Monday, Mar. 12, 1990

Real-Life Red October

A Soviet naval officer and a band of co-conspirators lock the captain of their ship in his cabin, tie up the other officers and head for asylum in the West. Military authorities learn of the mutiny and set out in pursuit. Sound similar to The Hunt for Red October? No wonder. The incident, revealed last week in the Soviet newspaper Izvestia, turns out to have been the real-life basis for Tom Clancy's blockbuster, the film version of which, starring Sean Connery, is now playing across the U.S.

The mutineer was Valery Sablin, deputy commander of the destroyer Storozhevoi. In Izvestia's account, Sablin made his bold move in November 1975, after most of the ship's 250-man crew had gone on shore leave in Riga, the capital of Latvia. The alarm was sounded by a sailor who jumped overboard as the ship was leaving harbor and by an officer who untied himself and radioed, "Mutiny aboard: We are off to the high seas." The apparent destination was Sweden, although another press report last week suggested that Sablin was actually heading for Leningrad to demand reforms of the Soviet system over nationwide TV. The ship was halted by aircraft fire near Sweden, and the conspirators were put on trial. Sablin was sentenced to death by firing squad.

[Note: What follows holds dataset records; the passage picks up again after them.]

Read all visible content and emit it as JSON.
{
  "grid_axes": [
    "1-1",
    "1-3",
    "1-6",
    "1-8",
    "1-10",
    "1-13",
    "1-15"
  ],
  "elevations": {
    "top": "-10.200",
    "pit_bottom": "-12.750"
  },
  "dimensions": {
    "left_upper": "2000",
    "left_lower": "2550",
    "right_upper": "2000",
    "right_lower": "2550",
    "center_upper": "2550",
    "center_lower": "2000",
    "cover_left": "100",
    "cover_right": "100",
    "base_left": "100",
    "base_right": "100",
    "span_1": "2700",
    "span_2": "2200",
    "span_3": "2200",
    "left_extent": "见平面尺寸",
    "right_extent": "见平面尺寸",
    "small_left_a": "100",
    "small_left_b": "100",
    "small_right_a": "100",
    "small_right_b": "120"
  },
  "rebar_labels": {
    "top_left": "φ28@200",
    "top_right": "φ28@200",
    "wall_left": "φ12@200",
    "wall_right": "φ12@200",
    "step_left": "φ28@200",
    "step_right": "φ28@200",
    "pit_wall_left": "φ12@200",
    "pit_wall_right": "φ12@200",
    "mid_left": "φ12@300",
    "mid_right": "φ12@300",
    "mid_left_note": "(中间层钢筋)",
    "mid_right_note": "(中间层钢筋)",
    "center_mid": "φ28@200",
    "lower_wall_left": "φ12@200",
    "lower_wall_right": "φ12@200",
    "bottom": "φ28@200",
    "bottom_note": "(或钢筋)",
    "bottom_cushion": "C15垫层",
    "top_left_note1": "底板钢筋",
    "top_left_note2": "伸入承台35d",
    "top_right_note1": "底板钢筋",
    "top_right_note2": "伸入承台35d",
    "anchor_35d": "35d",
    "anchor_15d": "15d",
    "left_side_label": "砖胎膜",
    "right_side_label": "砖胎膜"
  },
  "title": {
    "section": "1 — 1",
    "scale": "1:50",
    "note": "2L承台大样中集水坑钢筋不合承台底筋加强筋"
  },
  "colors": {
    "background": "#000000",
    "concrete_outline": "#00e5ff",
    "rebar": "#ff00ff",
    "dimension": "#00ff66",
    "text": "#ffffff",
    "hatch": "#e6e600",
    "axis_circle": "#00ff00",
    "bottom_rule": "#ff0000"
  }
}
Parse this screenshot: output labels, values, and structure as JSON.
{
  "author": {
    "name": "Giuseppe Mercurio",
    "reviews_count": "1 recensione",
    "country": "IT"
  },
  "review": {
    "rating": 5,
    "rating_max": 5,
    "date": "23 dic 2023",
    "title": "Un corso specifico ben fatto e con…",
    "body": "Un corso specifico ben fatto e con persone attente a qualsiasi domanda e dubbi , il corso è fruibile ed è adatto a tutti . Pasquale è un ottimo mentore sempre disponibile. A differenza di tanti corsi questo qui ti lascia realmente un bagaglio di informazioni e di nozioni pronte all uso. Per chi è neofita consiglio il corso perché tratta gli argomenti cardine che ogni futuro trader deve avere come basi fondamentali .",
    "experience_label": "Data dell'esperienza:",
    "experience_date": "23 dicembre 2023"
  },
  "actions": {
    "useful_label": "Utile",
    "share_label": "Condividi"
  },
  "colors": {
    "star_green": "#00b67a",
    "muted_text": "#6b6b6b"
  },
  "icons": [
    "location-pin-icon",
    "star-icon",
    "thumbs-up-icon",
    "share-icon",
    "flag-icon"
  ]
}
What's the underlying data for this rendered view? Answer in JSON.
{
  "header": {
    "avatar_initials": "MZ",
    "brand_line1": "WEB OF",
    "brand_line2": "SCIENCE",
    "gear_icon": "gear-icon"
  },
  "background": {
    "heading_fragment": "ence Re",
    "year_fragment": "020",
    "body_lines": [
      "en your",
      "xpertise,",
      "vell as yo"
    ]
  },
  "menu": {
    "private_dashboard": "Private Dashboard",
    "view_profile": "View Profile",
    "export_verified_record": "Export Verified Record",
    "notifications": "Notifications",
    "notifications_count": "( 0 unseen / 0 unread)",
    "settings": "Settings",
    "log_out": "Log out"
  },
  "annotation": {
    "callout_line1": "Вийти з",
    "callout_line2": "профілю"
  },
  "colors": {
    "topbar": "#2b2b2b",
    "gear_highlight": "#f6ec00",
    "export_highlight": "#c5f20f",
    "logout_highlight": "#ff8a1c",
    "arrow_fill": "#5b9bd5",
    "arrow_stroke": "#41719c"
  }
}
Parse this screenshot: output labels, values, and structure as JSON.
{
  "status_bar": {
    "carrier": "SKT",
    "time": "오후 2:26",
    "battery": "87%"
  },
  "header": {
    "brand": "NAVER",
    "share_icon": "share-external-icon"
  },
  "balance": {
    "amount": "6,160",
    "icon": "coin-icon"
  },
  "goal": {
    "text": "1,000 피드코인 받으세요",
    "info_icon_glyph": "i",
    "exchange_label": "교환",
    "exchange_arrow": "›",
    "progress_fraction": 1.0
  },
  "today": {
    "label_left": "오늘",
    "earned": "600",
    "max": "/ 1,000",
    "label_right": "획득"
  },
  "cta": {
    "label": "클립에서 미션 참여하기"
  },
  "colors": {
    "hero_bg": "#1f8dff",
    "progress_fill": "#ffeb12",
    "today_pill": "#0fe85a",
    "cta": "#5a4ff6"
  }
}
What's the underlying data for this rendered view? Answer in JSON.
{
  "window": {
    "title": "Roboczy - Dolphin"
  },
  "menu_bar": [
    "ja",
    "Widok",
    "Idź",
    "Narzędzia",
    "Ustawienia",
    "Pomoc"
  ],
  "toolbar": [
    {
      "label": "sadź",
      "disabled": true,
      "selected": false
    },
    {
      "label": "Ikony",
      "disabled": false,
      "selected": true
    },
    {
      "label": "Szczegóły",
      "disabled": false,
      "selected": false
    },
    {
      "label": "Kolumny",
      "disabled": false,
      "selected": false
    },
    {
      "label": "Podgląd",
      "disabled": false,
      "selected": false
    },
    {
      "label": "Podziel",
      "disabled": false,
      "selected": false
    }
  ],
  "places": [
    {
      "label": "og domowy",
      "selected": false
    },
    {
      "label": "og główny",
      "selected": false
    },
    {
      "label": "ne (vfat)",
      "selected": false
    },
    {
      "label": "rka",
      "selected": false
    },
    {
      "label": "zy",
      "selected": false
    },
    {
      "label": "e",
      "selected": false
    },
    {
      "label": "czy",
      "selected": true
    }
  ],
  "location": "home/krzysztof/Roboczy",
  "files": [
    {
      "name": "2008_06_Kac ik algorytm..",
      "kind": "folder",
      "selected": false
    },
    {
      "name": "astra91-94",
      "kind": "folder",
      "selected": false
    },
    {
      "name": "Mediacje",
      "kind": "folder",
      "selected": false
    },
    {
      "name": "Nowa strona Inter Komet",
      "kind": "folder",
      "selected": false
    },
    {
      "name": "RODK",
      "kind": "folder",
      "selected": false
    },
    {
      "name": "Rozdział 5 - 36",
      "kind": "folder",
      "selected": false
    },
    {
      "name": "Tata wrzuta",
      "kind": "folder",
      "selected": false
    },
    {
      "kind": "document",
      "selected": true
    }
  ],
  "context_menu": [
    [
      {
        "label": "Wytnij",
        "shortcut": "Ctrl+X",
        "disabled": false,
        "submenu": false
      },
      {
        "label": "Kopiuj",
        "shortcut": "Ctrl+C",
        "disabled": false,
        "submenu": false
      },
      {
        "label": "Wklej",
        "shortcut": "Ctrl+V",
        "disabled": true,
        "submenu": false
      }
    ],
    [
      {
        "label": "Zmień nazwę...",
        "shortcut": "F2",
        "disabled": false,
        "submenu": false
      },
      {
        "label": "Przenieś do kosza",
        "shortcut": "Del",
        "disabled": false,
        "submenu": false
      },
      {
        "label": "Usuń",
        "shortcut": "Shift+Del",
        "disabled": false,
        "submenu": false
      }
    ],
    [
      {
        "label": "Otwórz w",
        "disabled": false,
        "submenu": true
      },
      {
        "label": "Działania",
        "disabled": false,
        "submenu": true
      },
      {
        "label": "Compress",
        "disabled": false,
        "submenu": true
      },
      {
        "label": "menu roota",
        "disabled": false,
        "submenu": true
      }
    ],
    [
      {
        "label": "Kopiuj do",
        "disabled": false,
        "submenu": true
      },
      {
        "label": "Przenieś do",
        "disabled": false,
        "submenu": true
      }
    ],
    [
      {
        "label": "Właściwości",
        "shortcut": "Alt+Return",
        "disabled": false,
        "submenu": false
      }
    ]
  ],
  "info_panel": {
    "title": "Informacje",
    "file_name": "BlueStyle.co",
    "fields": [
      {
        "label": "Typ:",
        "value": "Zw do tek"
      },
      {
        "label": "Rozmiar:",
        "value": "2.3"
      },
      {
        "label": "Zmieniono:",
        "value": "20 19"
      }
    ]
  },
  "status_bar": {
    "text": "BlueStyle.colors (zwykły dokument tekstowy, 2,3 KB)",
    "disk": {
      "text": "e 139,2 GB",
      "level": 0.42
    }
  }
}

Clancy first read of the incident in 1976, when the Washington Post carried an unconfirmed report. He got more details in 1982 from a master's thesis written by a student at the U.S. Naval Academy. Clancy acknowledges taking considerable dramatic license: his defecting submarine commander makes it safely to the U.S. after much cold war derring-do. "My book has a historical foundation," says the author. "But it is a work of fiction."